Portable computing devices (e.g., laptops, personal/enterprise digital assistants, smartphones, tablet computers, ultra-mobile computers, wearable computers, etc.) have become ubiquitous at least in part because they are increasingly more affordable and yet more powerful.
Newer portable computing device designs (e.g., ultrathin laptops, ultra slim smartphones, etc.) are directed toward making the devices thinner in size and lighter in weight so that consumers can easily carry them around and hold to operate.
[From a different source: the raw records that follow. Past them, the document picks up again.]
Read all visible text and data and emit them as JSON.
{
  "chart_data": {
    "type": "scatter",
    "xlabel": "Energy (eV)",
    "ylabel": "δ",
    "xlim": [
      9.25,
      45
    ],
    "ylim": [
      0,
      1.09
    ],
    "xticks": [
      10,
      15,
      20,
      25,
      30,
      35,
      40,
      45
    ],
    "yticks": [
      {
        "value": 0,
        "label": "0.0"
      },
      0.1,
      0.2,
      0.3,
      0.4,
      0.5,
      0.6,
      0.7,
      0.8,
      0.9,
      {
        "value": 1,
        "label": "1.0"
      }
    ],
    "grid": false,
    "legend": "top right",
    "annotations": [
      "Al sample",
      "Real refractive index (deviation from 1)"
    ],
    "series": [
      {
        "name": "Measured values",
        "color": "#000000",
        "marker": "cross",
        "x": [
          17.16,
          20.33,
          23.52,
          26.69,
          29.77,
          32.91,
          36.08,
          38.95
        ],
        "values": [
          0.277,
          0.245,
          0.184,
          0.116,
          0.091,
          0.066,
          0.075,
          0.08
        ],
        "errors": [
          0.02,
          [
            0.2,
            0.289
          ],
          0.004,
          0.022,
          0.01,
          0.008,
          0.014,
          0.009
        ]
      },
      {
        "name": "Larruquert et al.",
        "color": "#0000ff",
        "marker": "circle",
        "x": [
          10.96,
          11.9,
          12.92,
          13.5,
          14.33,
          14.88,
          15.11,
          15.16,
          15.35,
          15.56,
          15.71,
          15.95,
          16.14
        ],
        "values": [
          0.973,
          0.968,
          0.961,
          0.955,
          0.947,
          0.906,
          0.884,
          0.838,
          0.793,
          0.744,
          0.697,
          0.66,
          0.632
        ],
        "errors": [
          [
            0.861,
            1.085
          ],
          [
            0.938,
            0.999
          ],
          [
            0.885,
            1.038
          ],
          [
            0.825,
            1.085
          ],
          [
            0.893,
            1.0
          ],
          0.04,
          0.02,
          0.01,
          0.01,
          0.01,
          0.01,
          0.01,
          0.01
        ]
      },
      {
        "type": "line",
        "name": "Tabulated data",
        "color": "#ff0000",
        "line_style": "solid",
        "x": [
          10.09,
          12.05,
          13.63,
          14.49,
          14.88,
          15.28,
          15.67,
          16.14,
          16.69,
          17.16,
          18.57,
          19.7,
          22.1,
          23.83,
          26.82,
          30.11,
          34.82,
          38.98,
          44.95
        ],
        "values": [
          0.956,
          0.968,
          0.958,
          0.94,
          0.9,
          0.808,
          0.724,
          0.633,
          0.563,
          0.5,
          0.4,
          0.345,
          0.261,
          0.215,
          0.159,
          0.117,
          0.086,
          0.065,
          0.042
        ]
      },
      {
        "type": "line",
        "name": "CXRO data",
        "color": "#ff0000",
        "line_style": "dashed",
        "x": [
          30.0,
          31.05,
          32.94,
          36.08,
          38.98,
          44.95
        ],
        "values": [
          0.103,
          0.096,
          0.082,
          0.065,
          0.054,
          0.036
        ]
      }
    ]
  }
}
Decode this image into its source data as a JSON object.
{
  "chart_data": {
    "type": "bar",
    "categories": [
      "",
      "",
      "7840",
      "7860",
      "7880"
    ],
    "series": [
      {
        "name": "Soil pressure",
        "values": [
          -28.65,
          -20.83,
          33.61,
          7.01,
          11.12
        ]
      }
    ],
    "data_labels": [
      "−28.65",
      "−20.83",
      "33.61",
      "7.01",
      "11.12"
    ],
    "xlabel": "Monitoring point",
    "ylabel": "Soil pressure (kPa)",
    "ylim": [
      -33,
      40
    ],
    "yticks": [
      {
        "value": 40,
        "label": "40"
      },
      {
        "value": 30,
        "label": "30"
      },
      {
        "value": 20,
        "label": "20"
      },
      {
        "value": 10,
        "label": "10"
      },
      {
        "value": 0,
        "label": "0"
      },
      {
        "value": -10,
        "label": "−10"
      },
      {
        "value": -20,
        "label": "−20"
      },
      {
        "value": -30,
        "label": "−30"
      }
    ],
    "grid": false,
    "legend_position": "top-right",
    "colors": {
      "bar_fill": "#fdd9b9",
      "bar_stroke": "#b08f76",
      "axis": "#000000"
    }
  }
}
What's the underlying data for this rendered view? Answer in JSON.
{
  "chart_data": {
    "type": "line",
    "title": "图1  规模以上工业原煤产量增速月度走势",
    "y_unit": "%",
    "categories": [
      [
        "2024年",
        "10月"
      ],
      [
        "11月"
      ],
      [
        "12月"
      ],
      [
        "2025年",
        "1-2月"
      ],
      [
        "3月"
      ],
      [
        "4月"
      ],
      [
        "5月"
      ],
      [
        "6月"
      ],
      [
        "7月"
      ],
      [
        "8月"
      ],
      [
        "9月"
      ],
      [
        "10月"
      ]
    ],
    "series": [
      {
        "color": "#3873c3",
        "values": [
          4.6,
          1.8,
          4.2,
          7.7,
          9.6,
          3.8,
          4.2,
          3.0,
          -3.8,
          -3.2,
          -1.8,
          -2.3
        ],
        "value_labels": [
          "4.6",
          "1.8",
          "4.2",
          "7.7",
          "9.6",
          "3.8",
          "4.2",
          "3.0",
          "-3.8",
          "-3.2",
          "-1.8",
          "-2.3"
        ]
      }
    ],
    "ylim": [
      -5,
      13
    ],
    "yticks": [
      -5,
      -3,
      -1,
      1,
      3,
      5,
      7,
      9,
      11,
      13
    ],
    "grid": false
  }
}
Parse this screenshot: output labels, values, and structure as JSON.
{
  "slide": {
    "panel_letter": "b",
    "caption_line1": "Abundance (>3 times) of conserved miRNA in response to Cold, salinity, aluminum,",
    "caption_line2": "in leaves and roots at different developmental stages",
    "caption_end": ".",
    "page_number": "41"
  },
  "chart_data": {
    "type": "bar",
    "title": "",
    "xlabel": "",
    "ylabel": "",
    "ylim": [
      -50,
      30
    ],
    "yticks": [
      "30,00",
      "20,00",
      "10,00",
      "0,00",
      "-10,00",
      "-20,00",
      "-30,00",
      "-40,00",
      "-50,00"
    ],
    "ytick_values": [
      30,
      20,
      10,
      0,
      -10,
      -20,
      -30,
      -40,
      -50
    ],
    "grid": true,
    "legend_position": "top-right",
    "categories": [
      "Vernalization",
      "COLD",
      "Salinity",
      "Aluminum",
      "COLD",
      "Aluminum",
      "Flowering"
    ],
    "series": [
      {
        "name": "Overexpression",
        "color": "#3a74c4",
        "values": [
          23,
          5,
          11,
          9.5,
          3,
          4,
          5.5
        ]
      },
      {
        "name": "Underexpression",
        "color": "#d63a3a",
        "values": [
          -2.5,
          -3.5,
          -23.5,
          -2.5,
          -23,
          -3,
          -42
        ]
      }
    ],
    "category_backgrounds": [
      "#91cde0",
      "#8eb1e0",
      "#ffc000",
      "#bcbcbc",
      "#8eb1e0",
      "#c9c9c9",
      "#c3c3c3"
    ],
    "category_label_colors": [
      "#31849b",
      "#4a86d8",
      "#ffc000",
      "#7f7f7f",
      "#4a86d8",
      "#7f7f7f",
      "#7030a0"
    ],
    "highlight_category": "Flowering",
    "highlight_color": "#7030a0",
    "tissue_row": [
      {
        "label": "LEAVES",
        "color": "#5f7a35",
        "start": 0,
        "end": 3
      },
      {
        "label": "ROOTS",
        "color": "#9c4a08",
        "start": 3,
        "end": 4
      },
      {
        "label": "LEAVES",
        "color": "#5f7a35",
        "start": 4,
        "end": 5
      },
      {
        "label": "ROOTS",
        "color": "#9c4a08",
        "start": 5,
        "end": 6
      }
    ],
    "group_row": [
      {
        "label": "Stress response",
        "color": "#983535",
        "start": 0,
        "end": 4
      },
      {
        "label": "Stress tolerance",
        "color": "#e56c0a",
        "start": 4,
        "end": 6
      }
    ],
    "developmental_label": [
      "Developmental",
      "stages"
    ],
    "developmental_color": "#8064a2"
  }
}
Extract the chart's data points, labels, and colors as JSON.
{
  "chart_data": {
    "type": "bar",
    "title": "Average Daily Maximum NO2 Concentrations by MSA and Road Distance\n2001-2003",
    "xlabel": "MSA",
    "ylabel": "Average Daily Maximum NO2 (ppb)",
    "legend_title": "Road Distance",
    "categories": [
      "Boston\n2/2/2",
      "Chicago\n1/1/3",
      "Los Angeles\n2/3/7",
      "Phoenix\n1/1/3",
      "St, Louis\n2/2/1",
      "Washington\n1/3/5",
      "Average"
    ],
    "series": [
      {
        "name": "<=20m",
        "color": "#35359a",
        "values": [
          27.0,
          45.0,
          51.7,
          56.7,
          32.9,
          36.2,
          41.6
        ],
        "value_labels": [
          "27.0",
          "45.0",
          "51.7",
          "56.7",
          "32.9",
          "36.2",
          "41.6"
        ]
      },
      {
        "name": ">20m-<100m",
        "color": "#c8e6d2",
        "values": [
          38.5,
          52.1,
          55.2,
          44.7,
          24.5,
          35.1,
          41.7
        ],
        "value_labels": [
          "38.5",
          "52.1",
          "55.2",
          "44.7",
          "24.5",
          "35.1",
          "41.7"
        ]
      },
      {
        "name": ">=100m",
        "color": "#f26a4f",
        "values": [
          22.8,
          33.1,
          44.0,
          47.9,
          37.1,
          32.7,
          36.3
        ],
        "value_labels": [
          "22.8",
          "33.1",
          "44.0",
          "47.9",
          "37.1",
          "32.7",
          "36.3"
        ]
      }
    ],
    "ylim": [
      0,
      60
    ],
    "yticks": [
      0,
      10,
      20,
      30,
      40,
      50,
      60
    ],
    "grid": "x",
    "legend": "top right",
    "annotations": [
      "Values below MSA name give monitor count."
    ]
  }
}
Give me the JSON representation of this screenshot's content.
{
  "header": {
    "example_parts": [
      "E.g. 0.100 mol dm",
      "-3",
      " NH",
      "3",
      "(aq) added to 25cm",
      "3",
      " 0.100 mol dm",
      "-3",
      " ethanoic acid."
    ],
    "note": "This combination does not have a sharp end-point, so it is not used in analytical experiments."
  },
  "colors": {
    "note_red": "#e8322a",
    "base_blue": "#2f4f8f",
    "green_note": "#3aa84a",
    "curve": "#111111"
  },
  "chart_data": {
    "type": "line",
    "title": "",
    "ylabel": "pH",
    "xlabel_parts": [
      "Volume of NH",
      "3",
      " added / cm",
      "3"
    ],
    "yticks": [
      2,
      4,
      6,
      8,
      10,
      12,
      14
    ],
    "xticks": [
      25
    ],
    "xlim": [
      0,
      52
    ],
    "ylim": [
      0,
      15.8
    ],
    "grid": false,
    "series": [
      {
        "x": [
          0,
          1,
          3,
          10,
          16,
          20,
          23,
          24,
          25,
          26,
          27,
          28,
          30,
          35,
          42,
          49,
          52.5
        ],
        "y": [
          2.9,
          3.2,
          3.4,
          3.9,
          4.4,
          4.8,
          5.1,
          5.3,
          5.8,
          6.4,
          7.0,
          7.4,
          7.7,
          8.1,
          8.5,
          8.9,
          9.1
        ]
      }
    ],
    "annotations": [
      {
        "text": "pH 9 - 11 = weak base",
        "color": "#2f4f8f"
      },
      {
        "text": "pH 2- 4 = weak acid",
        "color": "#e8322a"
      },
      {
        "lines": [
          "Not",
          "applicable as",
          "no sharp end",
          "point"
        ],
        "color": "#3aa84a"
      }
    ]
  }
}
Even though the newer computing devices may have smaller form factors and smaller enclosure sizes than older versions of the devices, they can include powerful computer chips (e.g., microprocessors, RAM, etc.) that generate the same or more heat than the computer chips used in older or larger enclosure-size versions of the computing devices. Traditional heat or thermal management solutions for computing devices generally address the challenge of avoiding temporary malfunction or permanent failure of components (e.g., CPUs, chipset, graphic cards, and storage devices, etc.) due to overheating of semiconductor junction temperatures (e.g., above 100° C.). The traditional heat or thermal management solutions avoid overheating of the device components by extracting and expelling heat from the computing device enclosures, for example, by exhausting hot air from the enclosures or using heat pumps. Additionally, the traditional heat or thermal management solutions may avoid overheating of the device components by throttling performance of heat-generating device components. For the newer smaller enclosure-size or smaller form factor computing devices, a further thermal challenge is ergonomic: maintaining external enclosure temperatures at safe levels so that users can touch or handle operational computing devices without discomfort or injury.
Consideration is now being given heat or thermal management solutions for keeping computing device enclosure surface temperatures in a safe and comfortable range for human contact or touch.